Griffin is a former LA screenwriter of hack movies turned creative writing professor at a small northeastern college. He has a wife he loves, a daughter he adores, and a good life. But not a contented one, for he is haunted by his parents—one alive and one whose cremated ashes have been traveling in the trunk of his car for the past year. His parents were both college English professors made bitter by their perceived failure to achieve the academic greatness they felt was their due. Their intellectual snobbery, their fierce competitiveness, their rudeness towards all things smaller than their own egos, their serial philandering, their constant moving from one job to the next, and their toxic parenting style all have a stranglehold on poor Griffin’s psyche. Griffin believes he has successfully exorcised his parents from his life, but his wife recognizes his unresolved relationship with his parents as the deep-rooted source of his discontent, and is not sure how much more she can put up with.
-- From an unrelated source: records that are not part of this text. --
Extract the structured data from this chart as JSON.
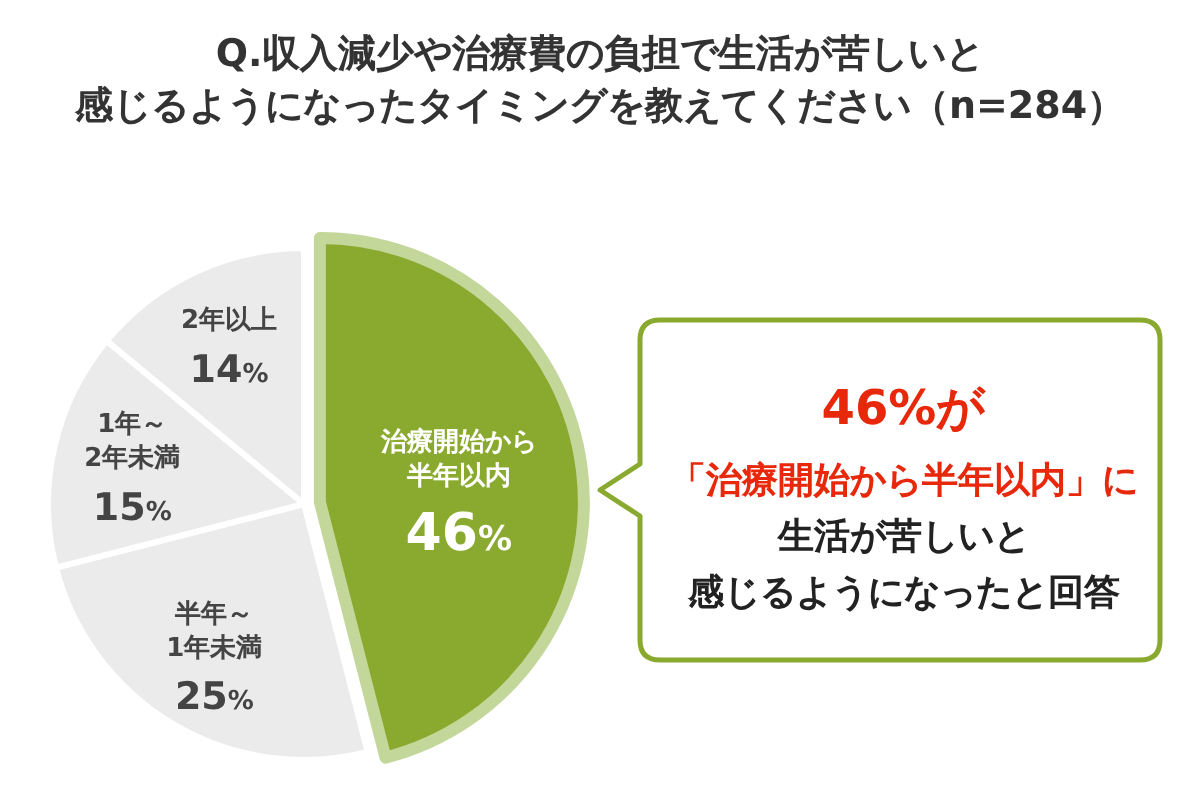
{
  "chart_data": {
    "type": "pie",
    "title": "Q.収入減少や治療費の負担で生活が苦しいと",
    "subtitle": "感じるようになったタイミングを教えてください（n=284）",
    "categories": [
      "治療開始から半年以内",
      "半年～\n1年未満",
      "1年～\n2年未満",
      "2年以上"
    ],
    "values": [
      46,
      25,
      15,
      14
    ],
    "value_labels": [
      "46%",
      "25%",
      "15%",
      "14%"
    ],
    "colors": [
      "#8aaa2f",
      "#ebebeb",
      "#ebebeb",
      "#ebebeb"
    ],
    "annotations": [
      "46%が",
      "「治療開始から半年以内」に",
      "生活が苦しいと",
      "感じるようになったと回答"
    ]
  }
}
The novel begins and ends on Cape Cod, whose beach homes have always symbolized for Griffin’s parents the pinnacle of academic success which has eluded them. In the beginning, Griffin is attending the wedding of his daughter’s best friend, and has a moment of near lucidity about himself and his family which he is unable to sustain. When next we meet Griffin, it is a year later. He has been back in LA living a miserable existence of self-loathing, and he is separated from his wife. His mother is dead, but her voice lives on inside Griffin’s head. Griffin and his ex are both bringing “dates” to their own daughter’s wedding on the Cape, and a hilarious series of events ensue which have the power to force an emotional and psychological awakening on the part of our hapless protagonist.

The stories that make up Griffin’s life are as hysterically funny as they are heartbreakingly sad, and That Old Cape Magic is that rare book that can make you cry and laugh at the same time, while giving you a deeper appreciation of the human spirit.